As I wrapped him in wet sheets and sat rocking him, both of us were sobbing. I even yelled out loud, “Where are you, God? I pray and pray and you do nothing. This is an innocent child. Why do you let him suffer? What kind of God are you? A cruel God? An impotent God? Where is the loving God of Jesus? Have you abandoned us?”
As, I exhausted my anger, memories of God’s many gifts of grace in my life flooded my mind and I began to pray again, “You are my God, the only God I have. I have seen Your awesome glory in the beauty of Your creation and I have felt the depth of Your love through Your son, Jesus. So, I, like Paul, will try to praise you at all times, in joy and in sorrow. Right now, I can’t feel it, but with my will I praise you. I thank you for the many times you have blessed me and for the grace you have poured into my heart even in my darkest moments. But, please God, help me know you are with us in this. I feel abandoned.”

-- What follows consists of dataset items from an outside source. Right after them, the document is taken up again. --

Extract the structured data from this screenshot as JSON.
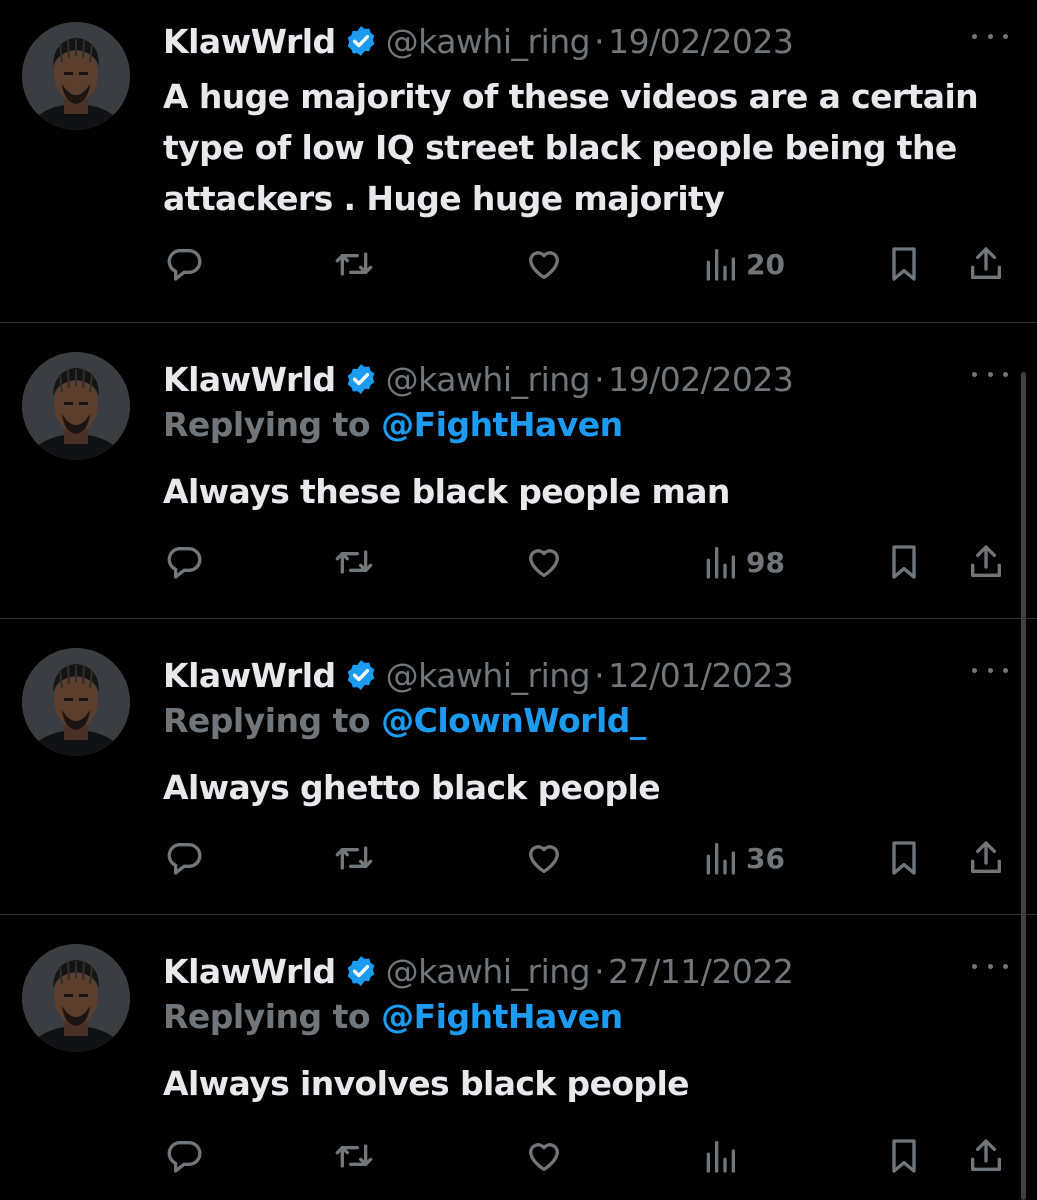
{
  "tweets": [
    {
      "name": "KlawWrld",
      "handle": "@kawhi_ring",
      "separator": "·",
      "date": "19/02/2023",
      "replying_label": "",
      "replying_to": "",
      "text_lines": [
        "A huge majority of these videos are a certain",
        "type of low IQ street black people being the",
        "attackers . Huge huge majority"
      ],
      "views": "20"
    },
    {
      "name": "KlawWrld",
      "handle": "@kawhi_ring",
      "separator": "·",
      "date": "19/02/2023",
      "replying_label": "Replying to",
      "replying_to": "@FightHaven",
      "text_lines": [
        "Always these black people man"
      ],
      "views": "98"
    },
    {
      "name": "KlawWrld",
      "handle": "@kawhi_ring",
      "separator": "·",
      "date": "12/01/2023",
      "replying_label": "Replying to",
      "replying_to": "@ClownWorld_",
      "text_lines": [
        "Always ghetto black people"
      ],
      "views": "36"
    },
    {
      "name": "KlawWrld",
      "handle": "@kawhi_ring",
      "separator": "·",
      "date": "27/11/2022",
      "replying_label": "Replying to",
      "replying_to": "@FightHaven",
      "text_lines": [
        "Always involves black people"
      ],
      "views": ""
    }
  ],
  "icons": {
    "verified": "verified-badge-icon",
    "more": "more-dots-icon",
    "reply": "reply-bubble-icon",
    "retweet": "retweet-icon",
    "like": "heart-icon",
    "views": "views-bars-icon",
    "bookmark": "bookmark-icon",
    "share": "share-icon"
  },
  "colors": {
    "background": "#000000",
    "text": "#e7e9ea",
    "muted": "#71767b",
    "accent": "#1d9bf0",
    "divider": "#2f3336"
  }
}
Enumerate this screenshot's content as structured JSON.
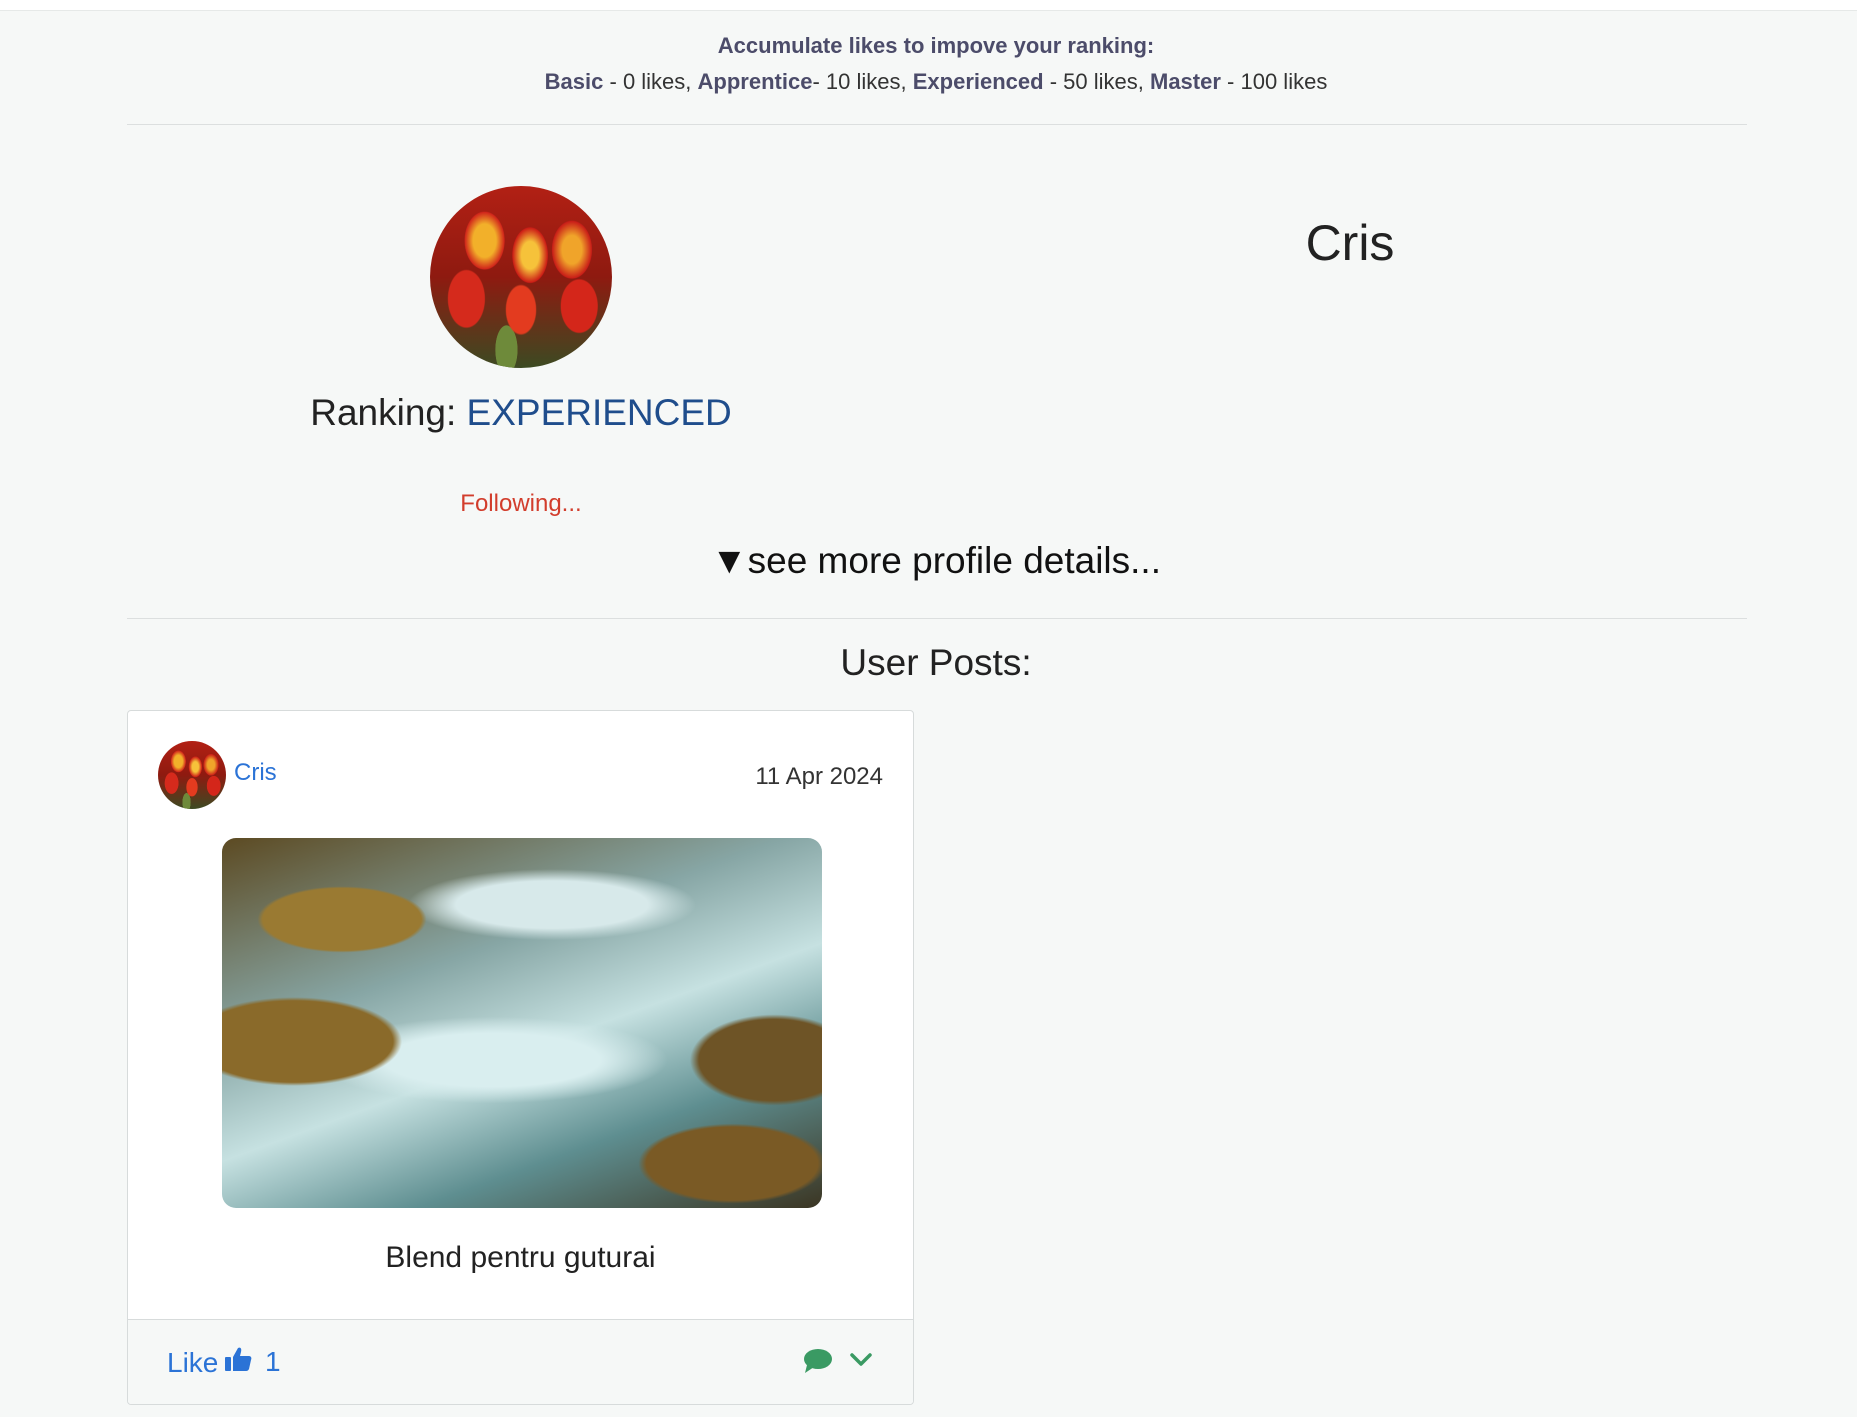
{
  "ranking_info": {
    "heading": "Accumulate likes to impove your ranking:",
    "levels": [
      {
        "name": "Basic",
        "requirement": "- 0 likes,"
      },
      {
        "name": "Apprentice",
        "requirement": "- 10 likes,"
      },
      {
        "name": "Experienced",
        "requirement": "- 50 likes,"
      },
      {
        "name": "Master",
        "requirement": "- 100 likes"
      }
    ]
  },
  "profile": {
    "username": "Cris",
    "ranking_label": "Ranking:",
    "ranking_value": "EXPERIENCED",
    "follow_status": "Following...",
    "see_more": "▼see more profile details..."
  },
  "posts_section": {
    "title": "User Posts:",
    "posts": [
      {
        "author": "Cris",
        "date": "11 Apr 2024",
        "title": "Blend pentru guturai",
        "like_label": "Like",
        "like_count": "1"
      }
    ]
  },
  "colors": {
    "background": "#f6f8f7",
    "link_blue": "#2b73d6",
    "ranking_blue": "#1f4d8c",
    "follow_red": "#d23d2c",
    "comment_green": "#3a9a63"
  }
}
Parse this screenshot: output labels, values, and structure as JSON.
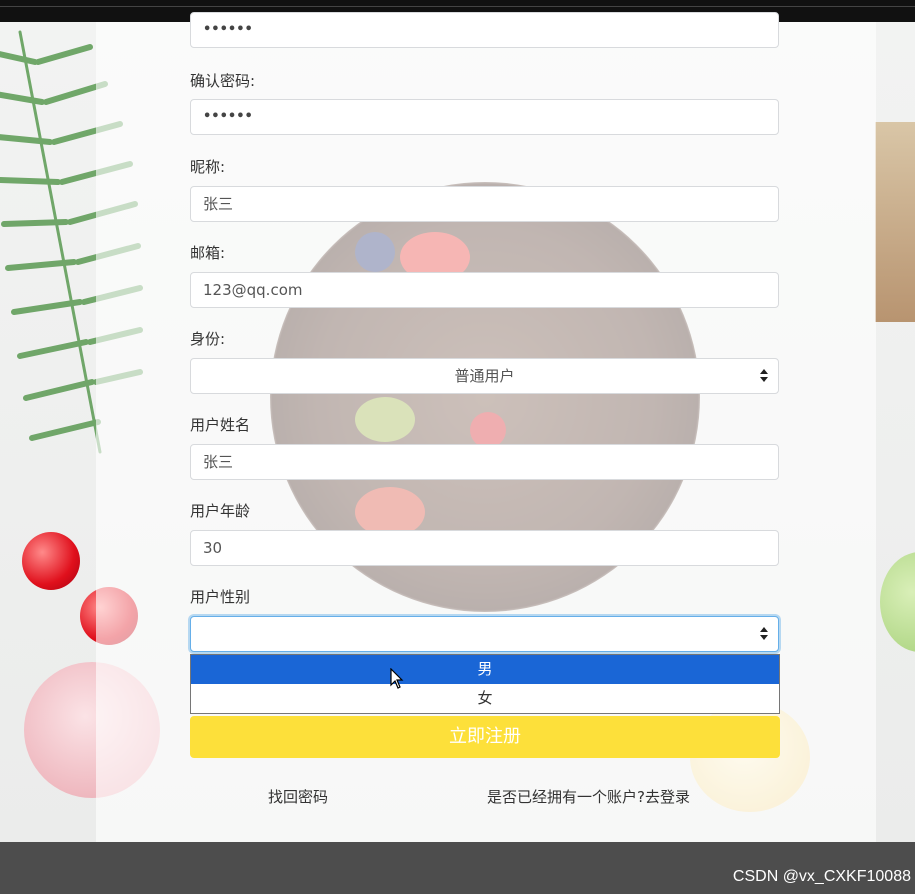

Then I began to dress Tommy for another trip to Nashville. As I carried him to the car, I was stopped in my tracks by an incredible sight.
Hundreds of bright yellow daffodils in full bloom completely filled the back of my car. It looked like Easter morning! I felt like God had put His arms around us and whispered, “See, I am with you always. Don’t despair.”
I drove to the doctor’s singing hymns of praise.